さて、時間の関係上というか曇っていたのでそれほど感動的な景色とも言いがたかったので、血の池の方まで行きかけたのですが、結局みくりが池周辺の遊歩道を散策するに留めました。一応山なので多少のアップダウンはあるものの、それほど厳しい道では無いのですが、標高が高いせいかカミサンは少し歩いたところであごを出しています。人間疲れてくると怒りっぽくなってくるので注意が必要です。私は比較的山道は好きな方で、それまでほとんど乗り物に乗ってばかりだった開放感からか、かなり足取りは軽めでしたがカミサンのスピードにあわせて歩くのがちょっとだけ億劫ではありました。みくりが池というのは池と言うにはちょっと大きめで、かといって湖というにはだいぶ小さめです。
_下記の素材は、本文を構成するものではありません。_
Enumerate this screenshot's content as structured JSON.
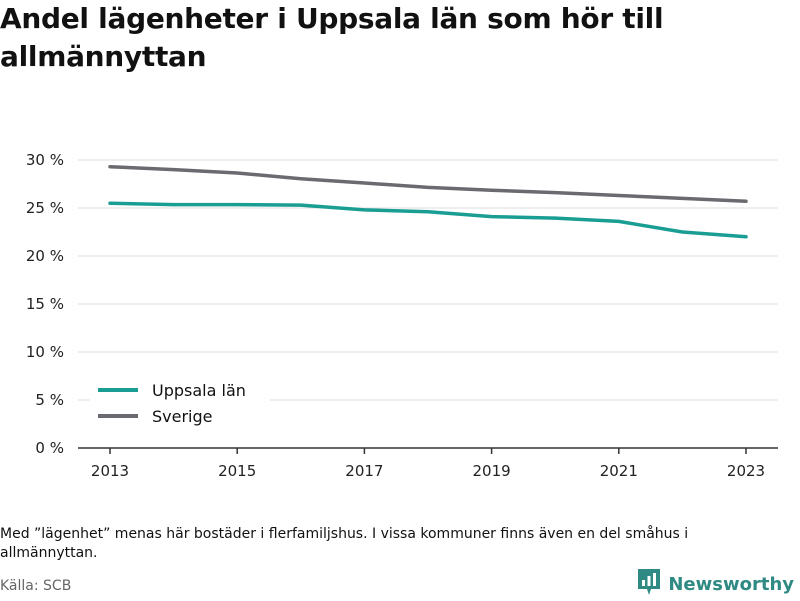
{
  "title": "Andel lägenheter i Uppsala län som hör till allmännyttan",
  "note": "Med ”lägenhet” menas här bostäder i flerfamiljshus. I vissa kommuner finns även en del småhus i allmännyttan.",
  "source": "Källa: SCB",
  "brand": {
    "name": "Newsworthy",
    "icon": "newsworthy-logo-icon",
    "color": "#2e8a83"
  },
  "chart_data": {
    "type": "line",
    "title": "Andel lägenheter i Uppsala län som hör till allmännyttan",
    "x": [
      2013,
      2014,
      2015,
      2016,
      2017,
      2018,
      2019,
      2020,
      2021,
      2022,
      2023
    ],
    "series": [
      {
        "name": "Uppsala län",
        "color": "#1a9e94",
        "values": [
          25.5,
          25.35,
          25.35,
          25.3,
          24.8,
          24.6,
          24.1,
          23.95,
          23.6,
          22.5,
          22.0
        ]
      },
      {
        "name": "Sverige",
        "color": "#6b6a70",
        "values": [
          29.3,
          29.0,
          28.65,
          28.05,
          27.6,
          27.15,
          26.85,
          26.6,
          26.3,
          26.0,
          25.7
        ]
      }
    ],
    "ylim": [
      0,
      30
    ],
    "yticks": [
      "0 %",
      "5 %",
      "10 %",
      "15 %",
      "20 %",
      "25 %",
      "30 %"
    ],
    "xticks": [
      "2013",
      "2015",
      "2017",
      "2019",
      "2021",
      "2023"
    ],
    "xlabel": "",
    "ylabel": "",
    "grid": "horizontal",
    "legend": "bottom-left"
  }
}
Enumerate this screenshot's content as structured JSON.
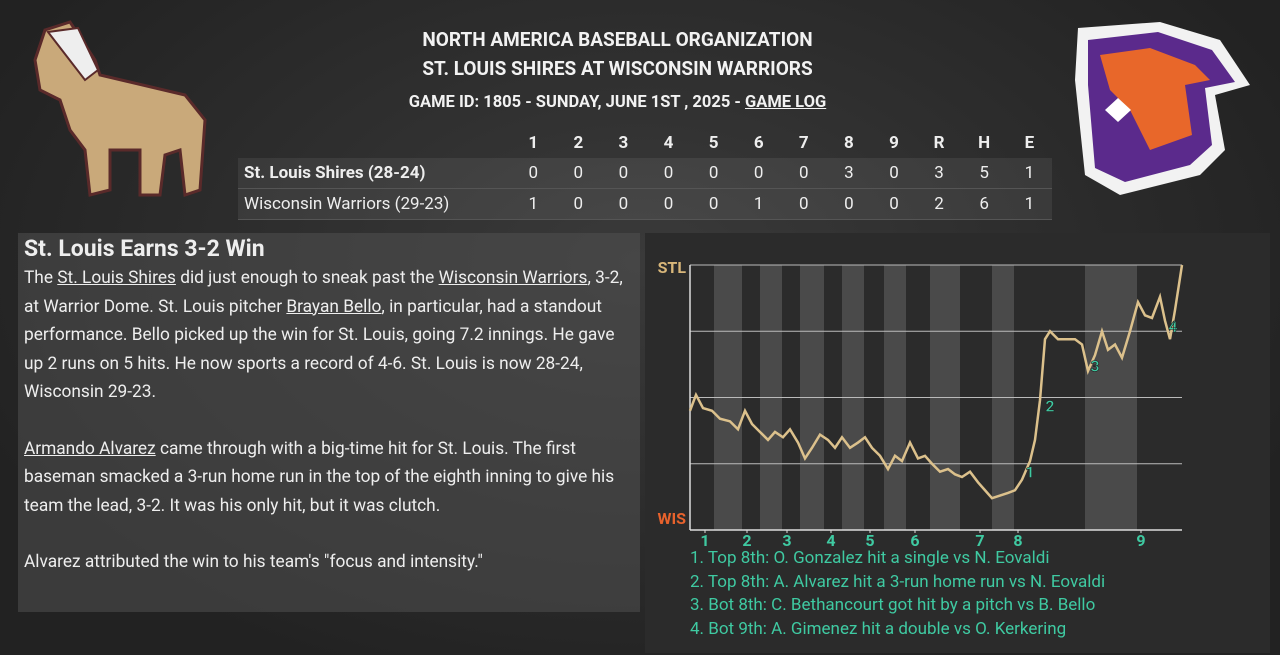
{
  "header": {
    "league": "NORTH AMERICA BASEBALL ORGANIZATION",
    "matchup": "ST. LOUIS SHIRES AT WISCONSIN WARRIORS",
    "game_info": "GAME ID: 1805 - SUNDAY, JUNE 1ST , 2025 - ",
    "game_log_link": "GAME LOG"
  },
  "box_score": {
    "columns": [
      "1",
      "2",
      "3",
      "4",
      "5",
      "6",
      "7",
      "8",
      "9",
      "R",
      "H",
      "E"
    ],
    "rows": [
      {
        "team": "St. Louis Shires (28-24)",
        "cells": [
          0,
          0,
          0,
          0,
          0,
          0,
          0,
          3,
          0,
          3,
          5,
          1
        ]
      },
      {
        "team": "Wisconsin Warriors (29-23)",
        "cells": [
          1,
          0,
          0,
          0,
          0,
          1,
          0,
          0,
          0,
          2,
          6,
          1
        ]
      }
    ]
  },
  "article": {
    "headline": "St. Louis Earns 3-2 Win",
    "paragraphs": [
      [
        "The ",
        {
          "link": "St. Louis Shires"
        },
        " did just enough to sneak past the ",
        {
          "link": "Wisconsin Warriors"
        },
        ", 3-2, at Warrior Dome. St. Louis pitcher ",
        {
          "link": "Brayan Bello"
        },
        ", in particular, had a standout performance. Bello picked up the win for St. Louis, going 7.2 innings. He gave up 2 runs on 5 hits. He now sports a record of 4-6. St. Louis is now 28-24, Wisconsin 29-23."
      ],
      [
        {
          "link": "Armando Alvarez"
        },
        " came through with a big-time hit for St. Louis. The first baseman smacked a 3-run home run in the top of the eighth inning to give his team the lead, 3-2. It was his only hit, but it was clutch."
      ],
      [
        "Alvarez attributed the win to his team's \"focus and intensity.\""
      ]
    ]
  },
  "chart_data": {
    "type": "line",
    "x": [
      0,
      6,
      13,
      22,
      30,
      40,
      48,
      55,
      62,
      70,
      78,
      85,
      93,
      100,
      108,
      115,
      122,
      130,
      138,
      145,
      152,
      160,
      168,
      175,
      182,
      190,
      198,
      205,
      212,
      220,
      228,
      235,
      242,
      250,
      258,
      265,
      272,
      280,
      288,
      295,
      302,
      310,
      318,
      325,
      332,
      340,
      345,
      350,
      355,
      360,
      368,
      375,
      385,
      392,
      398,
      405,
      412,
      418,
      425,
      432,
      440,
      448,
      455,
      462,
      470,
      475,
      480,
      485,
      492
    ],
    "series": [
      {
        "color": "#dcc18c",
        "values": [
          45,
          51,
          46,
          45,
          42,
          41,
          38,
          45,
          40,
          37,
          34,
          37,
          35,
          38,
          33,
          27,
          31,
          36,
          34,
          31,
          35,
          31,
          33,
          35,
          31,
          28,
          23,
          28,
          26,
          33,
          27,
          28,
          25,
          22,
          23,
          21,
          20,
          22,
          18,
          15,
          12,
          13,
          14,
          15,
          19,
          26,
          34,
          49,
          72,
          75,
          72,
          72,
          72,
          70,
          60,
          66,
          75,
          68,
          70,
          65,
          75,
          86,
          81,
          80,
          88,
          79,
          72,
          83,
          100
        ]
      }
    ],
    "xlim": [
      0,
      492
    ],
    "ylim": [
      0,
      100
    ],
    "xticks": [
      {
        "value": 15,
        "label": "1"
      },
      {
        "value": 57,
        "label": "2"
      },
      {
        "value": 97,
        "label": "3"
      },
      {
        "value": 141,
        "label": "4"
      },
      {
        "value": 180,
        "label": "5"
      },
      {
        "value": 225,
        "label": "6"
      },
      {
        "value": 290,
        "label": "7"
      },
      {
        "value": 328,
        "label": "8"
      },
      {
        "value": 451,
        "label": "9"
      }
    ],
    "yticks": [
      {
        "value": 0,
        "label": "WIS"
      },
      {
        "value": 25,
        "label": null
      },
      {
        "value": 50,
        "label": null
      },
      {
        "value": 75,
        "label": null
      },
      {
        "value": 100,
        "label": "STL"
      }
    ],
    "grid": true,
    "annotations": [
      {
        "x": 340,
        "y": 22,
        "label": "1"
      },
      {
        "x": 360,
        "y": 47,
        "label": "2"
      },
      {
        "x": 405,
        "y": 62,
        "label": "3"
      },
      {
        "x": 483,
        "y": 77,
        "label": "4"
      }
    ],
    "notes": [
      "1. Top 8th: O. Gonzalez hit a single vs N. Eovaldi",
      "2. Top 8th: A. Alvarez hit a 3-run home run vs N. Eovaldi",
      "3. Bot 8th: C. Bethancourt got hit by a pitch vs B. Bello",
      "4. Bot 9th: A. Gimenez hit a double vs O. Kerkering"
    ]
  }
}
まあ湖と呼ぶには深さも関係するのでしょうから文字通り池なのでしょうが、恐らく天気が良ければかなり綺麗だったに違いありません。歩いている途中に遠く上の方に見える山々の頂きに山小屋らしきものが見えたりして、一度ああいうところに泊まってみたいものだと思いました。のんびり歩きながら小一時間もいたのでしょうか。アルペンルートのクライマックスとも言える室堂の自然を一通り堪能して美女平行きのバスに乗ることにします。